L'initiative populaire a fait son bout de chemin, depuis 2017, alors que le Centre était encore le PDC. Elle demande que le Conseil fédéral, le Parlement et les cantons interviennent lorsque les coûts de la santé augmentent trop fortement par rapport à l'évolution des salaires. Contrairement à l'initiative du PS, elle ne se contente donc pas de lutter contre les symptômes.
«Le système actuel est malade et regorge de mauvaises incitations», peut-on lire sur le site du parti. Son président, Gerhard Pfister, a parlé d'un «paradis pour les collecteurs de fonds» au Conseil national. Les acteurs puissants du système de santé comme le corps médical, les caisses maladie et la branche pharmaceutique font tout pour que cela ne change pas.
Le Parlement a édulcoré le contre-projet du Conseil fédéral. Il ne prévoyait pas seulement des objectifs de coûts et de qualité, mais aussi des mesures au cas où ils ne seraient pas atteints. Ce point a été rejeté dès le premier tour de discussion au Conseil national. Le Centre a estimé que le contre-projet manquait de «caractère contraignant».

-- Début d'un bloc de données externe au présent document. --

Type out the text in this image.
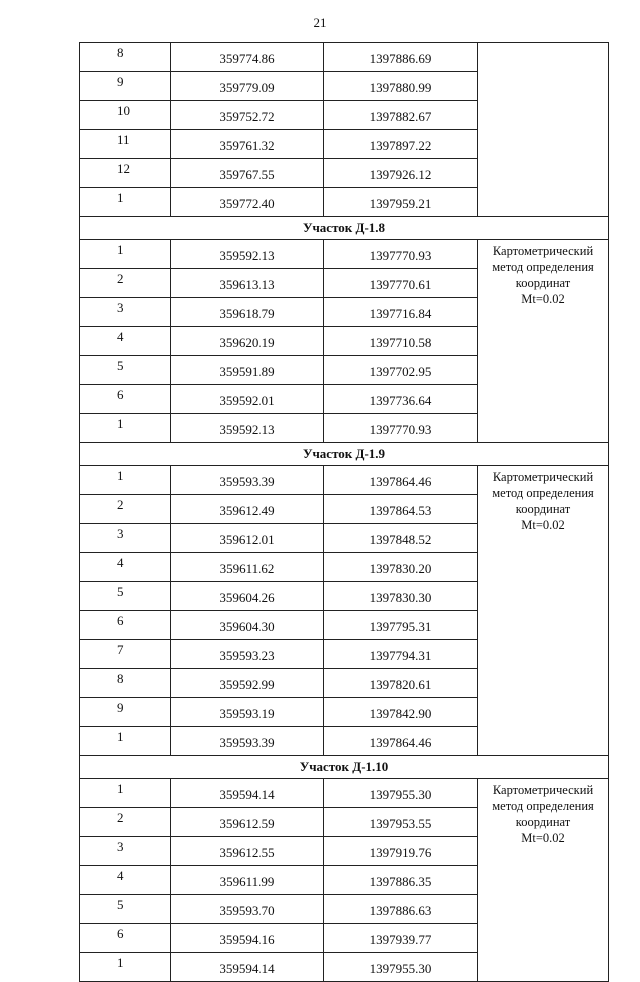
21
8	359774.86	1397886.69	
9	359779.09	1397880.99	
10	359752.72	1397882.67	
11	359761.32	1397897.22	
12	359767.55	1397926.12	
1	359772.40	1397959.21	
Участок Д-1.8			
1	359592.13	1397770.93	Картометрический
метод определения
координат
Mt=0.02

2	359613.13	1397770.61	
3	359618.79	1397716.84	
4	359620.19	1397710.58	
5	359591.89	1397702.95	
6	359592.01	1397736.64	
1	359592.13	1397770.93	
Участок Д-1.9			
1	359593.39	1397864.46	Картометрический
метод определения
координат
Mt=0.02

2	359612.49	1397864.53	
3	359612.01	1397848.52	
4	359611.62	1397830.20	
5	359604.26	1397830.30	
6	359604.30	1397795.31	
7	359593.23	1397794.31	
8	359592.99	1397820.61	
9	359593.19	1397842.90	
1	359593.39	1397864.46	
Участок Д-1.10			
1	359594.14	1397955.30	Картометрический
метод определения
координат
Mt=0.02

2	359612.59	1397953.55	
3	359612.55	1397919.76	
4	359611.99	1397886.35	
5	359593.70	1397886.63	
6	359594.16	1397939.77	
1	359594.14	1397955.30	
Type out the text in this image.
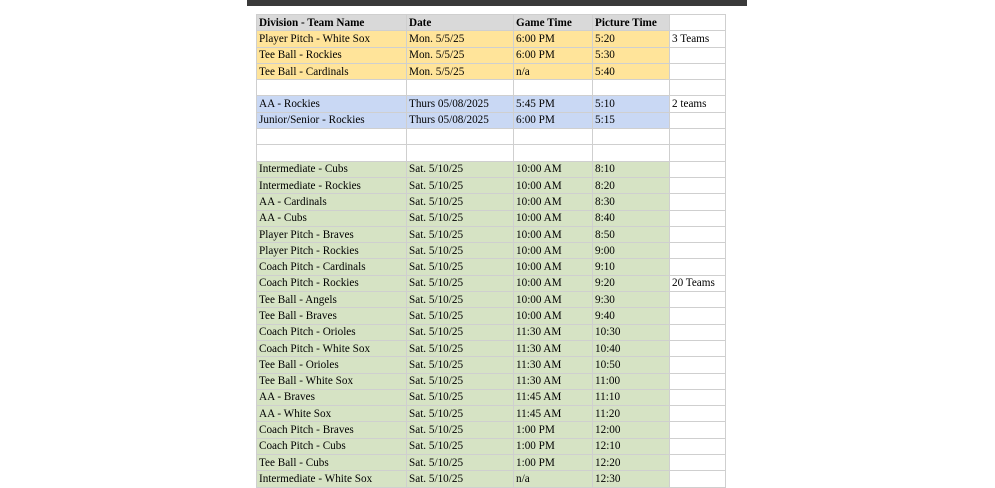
Division - Team Name	Date	Game Time	Picture Time	
Player Pitch - White Sox	Mon. 5/5/25	6:00 PM	5:20	3 Teams
Tee Ball - Rockies	Mon. 5/5/25	6:00 PM	5:30	
Tee Ball - Cardinals	Mon. 5/5/25	n/a	5:40	

AA - Rockies	Thurs 05/08/2025	5:45 PM	5:10	2 teams
Junior/Senior - Rockies	Thurs 05/08/2025	6:00 PM	5:15	

Intermediate - Cubs	Sat. 5/10/25	10:00 AM	8:10	
Intermediate - Rockies	Sat. 5/10/25	10:00 AM	8:20	
AA - Cardinals	Sat. 5/10/25	10:00 AM	8:30	
AA - Cubs	Sat. 5/10/25	10:00 AM	8:40	
Player Pitch - Braves	Sat. 5/10/25	10:00 AM	8:50	
Player Pitch - Rockies	Sat. 5/10/25	10:00 AM	9:00	
Coach Pitch - Cardinals	Sat. 5/10/25	10:00 AM	9:10	
Coach Pitch - Rockies	Sat. 5/10/25	10:00 AM	9:20	20 Teams
Tee Ball - Angels	Sat. 5/10/25	10:00 AM	9:30	
Tee Ball - Braves	Sat. 5/10/25	10:00 AM	9:40	
Coach Pitch - Orioles	Sat. 5/10/25	11:30 AM	10:30	
Coach Pitch - White Sox	Sat. 5/10/25	11:30 AM	10:40	
Tee Ball - Orioles	Sat. 5/10/25	11:30 AM	10:50	
Tee Ball - White Sox	Sat. 5/10/25	11:30 AM	11:00	
AA - Braves	Sat. 5/10/25	11:45 AM	11:10	
AA - White Sox	Sat. 5/10/25	11:45 AM	11:20	
Coach Pitch - Braves	Sat. 5/10/25	1:00 PM	12:00	
Coach Pitch - Cubs	Sat. 5/10/25	1:00 PM	12:10	
Tee Ball - Cubs	Sat. 5/10/25	1:00 PM	12:20	
Intermediate - White Sox	Sat. 5/10/25	n/a	12:30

Le parti a donc maintenu son initiative dans l'espoir que la pression des électeurs fasse bouger les choses. Mais «off the record», les députés du Centre admettent que même en cas de «oui» clair, ils n'en attendent pas grand-chose. L'influence des lobbies est trop grande dans les autres partis, même à gauche. Le PS a décidé de dire «non» à l'initiative sur le frein aux coûts.
Un système irréformable, une forte souffrance due aux primes et des contre-propositions «faibles»: tous les ingrédients pour un double «oui» le 9 juin semblent bien être réunis. Il ne sera pas facile pour les opposants de développer une campagne efficace, notamment parce qu'ils font partie du problème. Dans le cas de l'initiative du PS, cela pourrait à nouveau leur coûter cher.